Art can make very imprecise statements that are very profound and communicate them quickly. It overloads all the senses and emotions – not just our intellectual capacity. As someone who was a kid who struggled with emotional expression, the sort of person that many people these days describe as autistic, art was a fascinating field that was unknown to me, and the more I explored it the more I realised I did not know.

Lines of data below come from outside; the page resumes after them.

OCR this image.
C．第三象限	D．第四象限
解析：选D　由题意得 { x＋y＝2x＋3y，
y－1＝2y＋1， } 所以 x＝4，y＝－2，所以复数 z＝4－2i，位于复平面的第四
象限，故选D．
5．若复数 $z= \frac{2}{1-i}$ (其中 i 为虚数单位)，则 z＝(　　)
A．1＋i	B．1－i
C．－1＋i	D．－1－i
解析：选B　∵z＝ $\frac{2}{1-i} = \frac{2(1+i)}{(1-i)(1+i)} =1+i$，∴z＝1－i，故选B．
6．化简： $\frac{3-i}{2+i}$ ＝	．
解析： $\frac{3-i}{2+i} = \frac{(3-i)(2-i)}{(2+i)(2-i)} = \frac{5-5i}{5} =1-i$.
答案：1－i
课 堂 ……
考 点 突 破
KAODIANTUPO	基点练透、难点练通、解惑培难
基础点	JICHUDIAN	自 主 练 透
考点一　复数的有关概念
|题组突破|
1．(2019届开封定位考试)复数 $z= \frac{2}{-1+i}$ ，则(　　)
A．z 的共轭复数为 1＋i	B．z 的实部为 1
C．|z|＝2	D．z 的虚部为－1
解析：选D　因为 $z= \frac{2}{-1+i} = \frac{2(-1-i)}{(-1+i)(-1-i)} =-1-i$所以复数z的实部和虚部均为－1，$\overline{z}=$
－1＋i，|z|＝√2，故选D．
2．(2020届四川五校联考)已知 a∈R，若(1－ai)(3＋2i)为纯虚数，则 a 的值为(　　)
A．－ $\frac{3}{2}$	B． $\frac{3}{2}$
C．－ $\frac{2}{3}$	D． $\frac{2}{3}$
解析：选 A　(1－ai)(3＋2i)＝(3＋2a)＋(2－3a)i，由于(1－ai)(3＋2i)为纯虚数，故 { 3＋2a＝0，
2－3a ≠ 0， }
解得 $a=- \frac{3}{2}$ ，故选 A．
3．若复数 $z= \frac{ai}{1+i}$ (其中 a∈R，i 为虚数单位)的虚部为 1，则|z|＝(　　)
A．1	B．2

The affinities between gambling and art collecting go mostly unremarked in A Bone of Fact, though they are certainly there. Walsh is interested in the philosophical as well as the mathematical aspects of games of chance, and he seems to prefer contemporary art that embodies or entertains philosophical questions too – particularly those that involve sex and death. His museum is underground and is meant to be a site for exploration and gradual revelation, so that viewers can piece together their own assessment of what is before them. There are no wall texts, although there is an (apparently eccentric) electronic guide.

Walsh does not say much about his taste in art in this book; its predecessor, Monanisms (2010), is his annotated catalogue of the collection as it was when MONA opened. There are accounts in A Bone of Fact of meetings with Anselm Kiefer and James Turrell, among others, but no mention of the work at the centre of the MONA collection: Sydney Nolan’s Snake (c.1970), which is made out of 1620 panels, each a discrete representation, that together form a serpent undulating through a field of images. To have made a place in which this work can be displayed – it is the size of an Olympic swimming pool – is an extraordinary achievement in itself.

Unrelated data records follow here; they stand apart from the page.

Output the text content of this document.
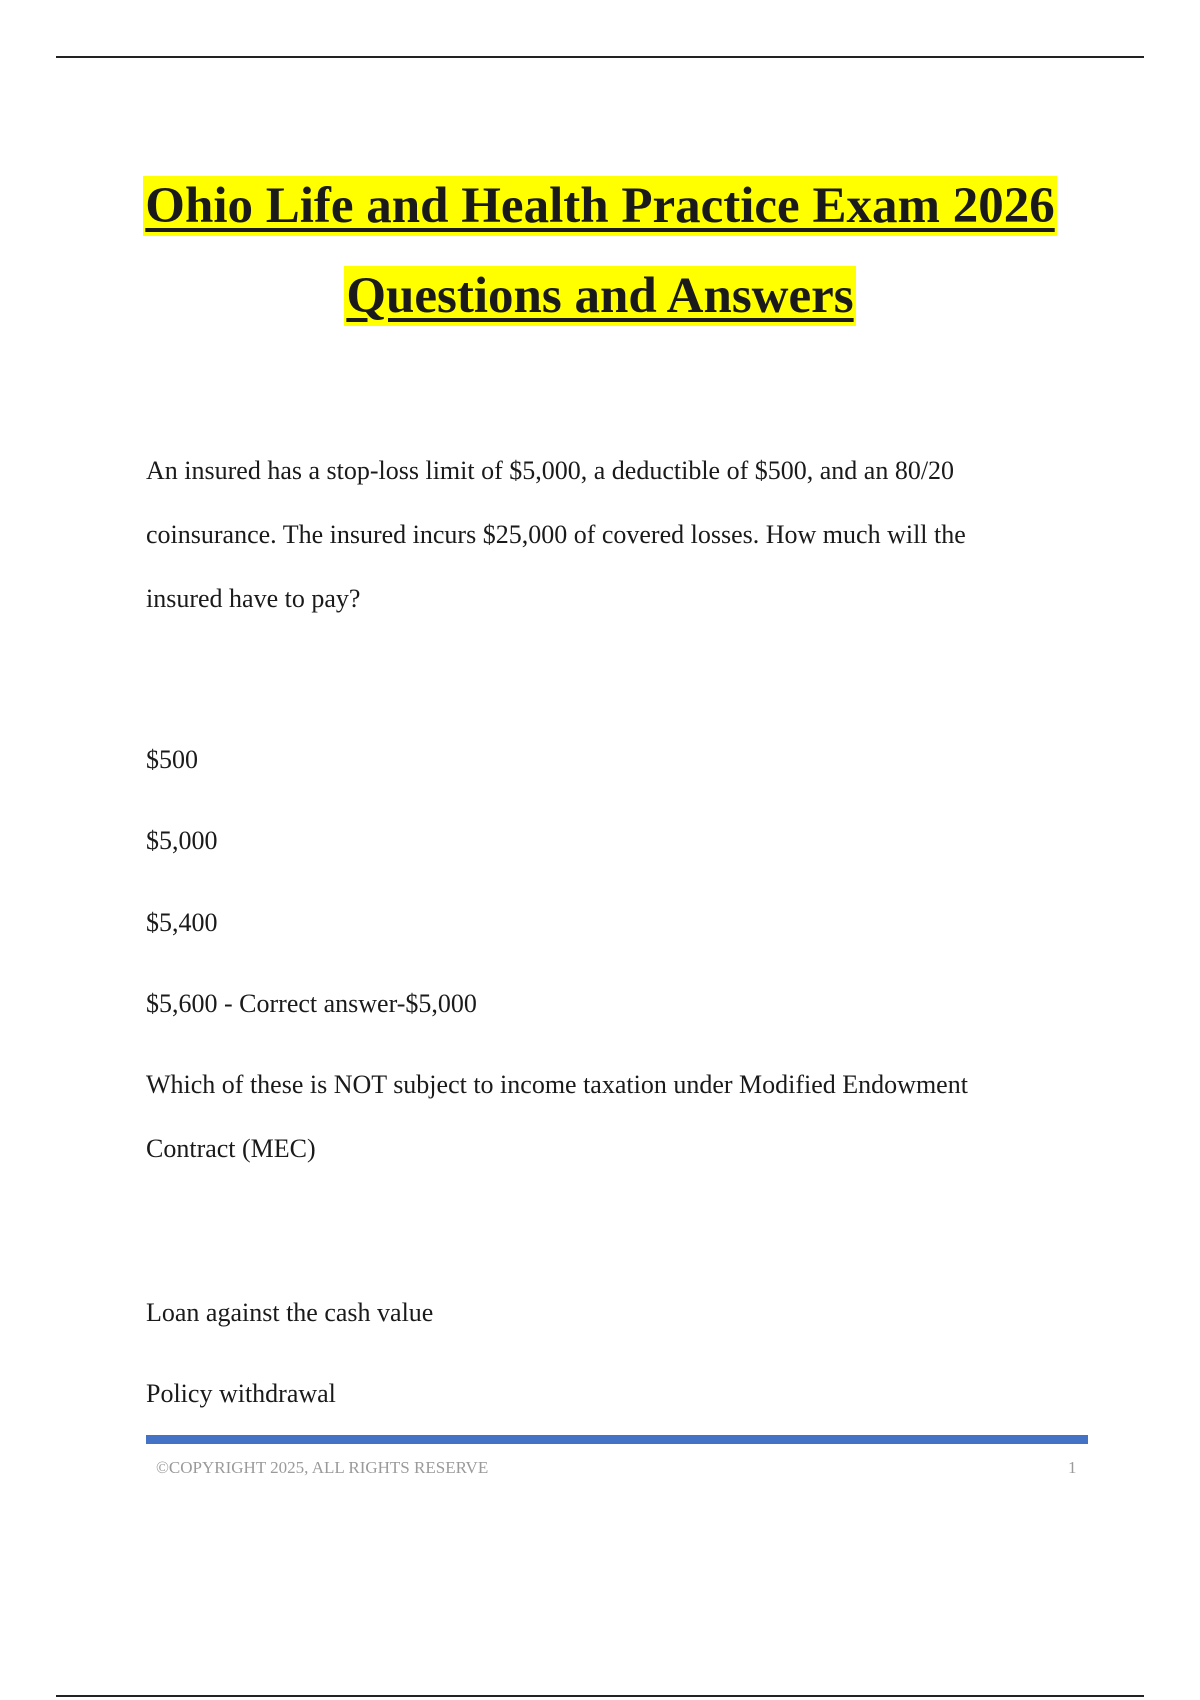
Ohio Life and Health Practice Exam 2026
Questions and Answers
An insured has a stop-loss limit of $5,000, a deductible of $500, and an 80/20
coinsurance. The insured incurs $25,000 of covered losses. How much will the
insured have to pay?
$500
$5,000
$5,400
$5,600 - Correct answer-$5,000
Which of these is NOT subject to income taxation under Modified Endowment
Contract (MEC)
Loan against the cash value
Policy withdrawal
©COPYRIGHT 2025, ALL RIGHTS RESERVE	1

It took me a while to read A Bone of Fact: I could manage it only in bursts and found that it read better on trains than while sitting still. Something about the constant motion made the writing flow more smoothly. I had to learn to engage with the full force of a strong, eccentric and forthright personality, who seemed to be speaking directly, sometimes exhaustingly, into my ear. A Bone of Fact is really memoir as a form of self-portraiture and, David Walsh being who he is, not much is held back. He is garrulous, sardonic, impudent, without shame and without inhibitions; but he also has a vein of kindness to his person that makes the encounter with him ultimately worthwhile.

This kindness manifests itself in an anecdote he tells about his time in the Tax Office, the only proper job he ever had. A poor immigrant woman had been caught working while her husband was claiming deductions for a wife who stayed at home. She was summoned into the office but evidently did not understand what she had done wrong. Walsh was obliged to proceed with what could eventually have become a prosecution. Instead, he told the woman she would never hear from the Tax Office again; and then he destroyed her file. This act of kindness came, I think, from his appreciation of the contingencies of fate. Walsh says of himself:

It is misleading talking to me if you do not acknowledge all the ghosts of me that did similar things but ended up with shitful outcomes, to coin a phrase.

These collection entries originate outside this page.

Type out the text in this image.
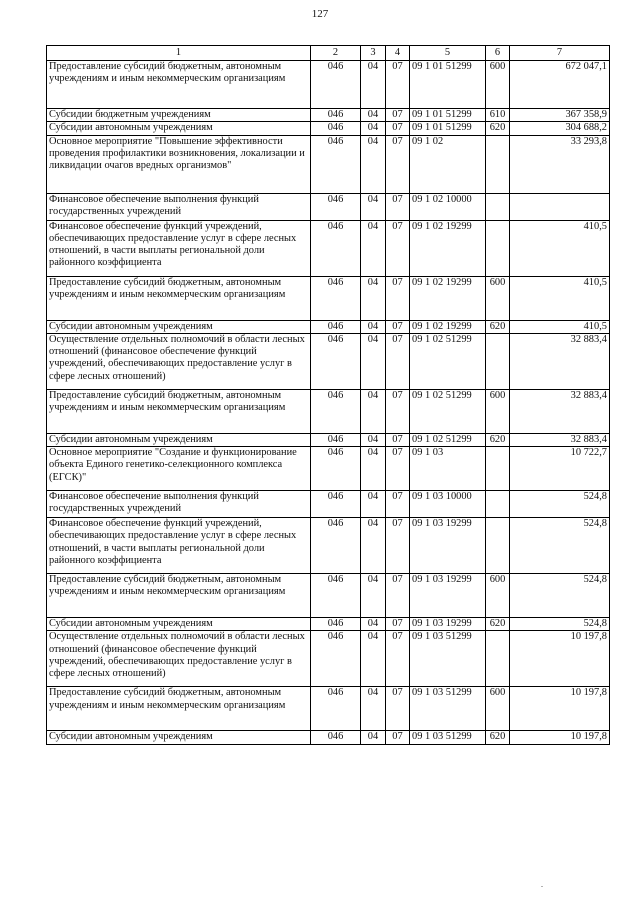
127
1	2	3	4	5	6	7
Предоставление субсидий бюджетным, автономным учреждениям и иным некоммерческим организациям	046	04	07	09 1 01 51299	600	672 047,1
Субсидии бюджетным учреждениям	046	04	07	09 1 01 51299	610	367 358,9
Субсидии автономным учреждениям	046	04	07	09 1 01 51299	620	304 688,2
Основное мероприятие "Повышение эффективности проведения профилактики возникновения, локализации и ликвидации очагов вредных организмов"	046	04	07	09 1 02		33 293,8
Финансовое обеспечение выполнения функций государственных учреждений	046	04	07	09 1 02 10000		
Финансовое обеспечение функций учреждений, обеспечивающих предоставление услуг в сфере лесных отношений, в части выплаты региональной доли районного коэффициента	046	04	07	09 1 02 19299		410,5
Предоставление субсидий бюджетным, автономным учреждениям и иным некоммерческим организациям	046	04	07	09 1 02 19299	600	410,5
Субсидии автономным учреждениям	046	04	07	09 1 02 19299	620	410,5
Осуществление отдельных полномочий в области лесных отношений (финансовое обеспечение функций учреждений, обеспечивающих предоставление услуг в сфере лесных отношений)	046	04	07	09 1 02 51299		32 883,4
Предоставление субсидий бюджетным, автономным учреждениям и иным некоммерческим организациям	046	04	07	09 1 02 51299	600	32 883,4
Субсидии автономным учреждениям	046	04	07	09 1 02 51299	620	32 883,4
Основное мероприятие "Создание и функционирование объекта Единого генетико-селекционного комплекса (ЕГСК)"	046	04	07	09 1 03		10 722,7
Финансовое обеспечение выполнения функций государственных учреждений	046	04	07	09 1 03 10000		524,8
Финансовое обеспечение функций учреждений, обеспечивающих предоставление услуг в сфере лесных отношений, в части выплаты региональной доли районного коэффициента	046	04	07	09 1 03 19299		524,8
Предоставление субсидий бюджетным, автономным учреждениям и иным некоммерческим организациям	046	04	07	09 1 03 19299	600	524,8
Субсидии автономным учреждениям	046	04	07	09 1 03 19299	620	524,8
Осуществление отдельных полномочий в области лесных отношений (финансовое обеспечение функций учреждений, обеспечивающих предоставление услуг в сфере лесных отношений)	046	04	07	09 1 03 51299		10 197,8
Предоставление субсидий бюджетным, автономным учреждениям и иным некоммерческим организациям	046	04	07	09 1 03 51299	600	10 197,8
Субсидии автономным учреждениям	046	04	07	09 1 03 51299	620	10 197,8
.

Those ‘ghosts of me’ shadow all of us on our path through life among the 6.5% as we move towards the moment when we join the 100 billion plus of the dead. They are all alternate selves who did not manage whatever it is we have been able to do. David Walsh’s ghosts would not, presumably, have had the opportunity to found a museum, nor write this book. As a survivor who might so easily have failed, he is preternaturally aware of that. The volume itself is hard-backed and gilt-edged; it is handsomely produced, assiduously referenced, copiously illustrated – mostly with images from MONA’s collection – and it will set you back $55. Walsh will need to sell many thousands of copies to make up the $8 million MONA reputedly loses every year. But somewhere, somehow, those figures have probably already been factored in and given philosophical as well as financial weight by this particular member of the Numerati. Who knows? A Bone of Fact may yet turn out to be a winning investment.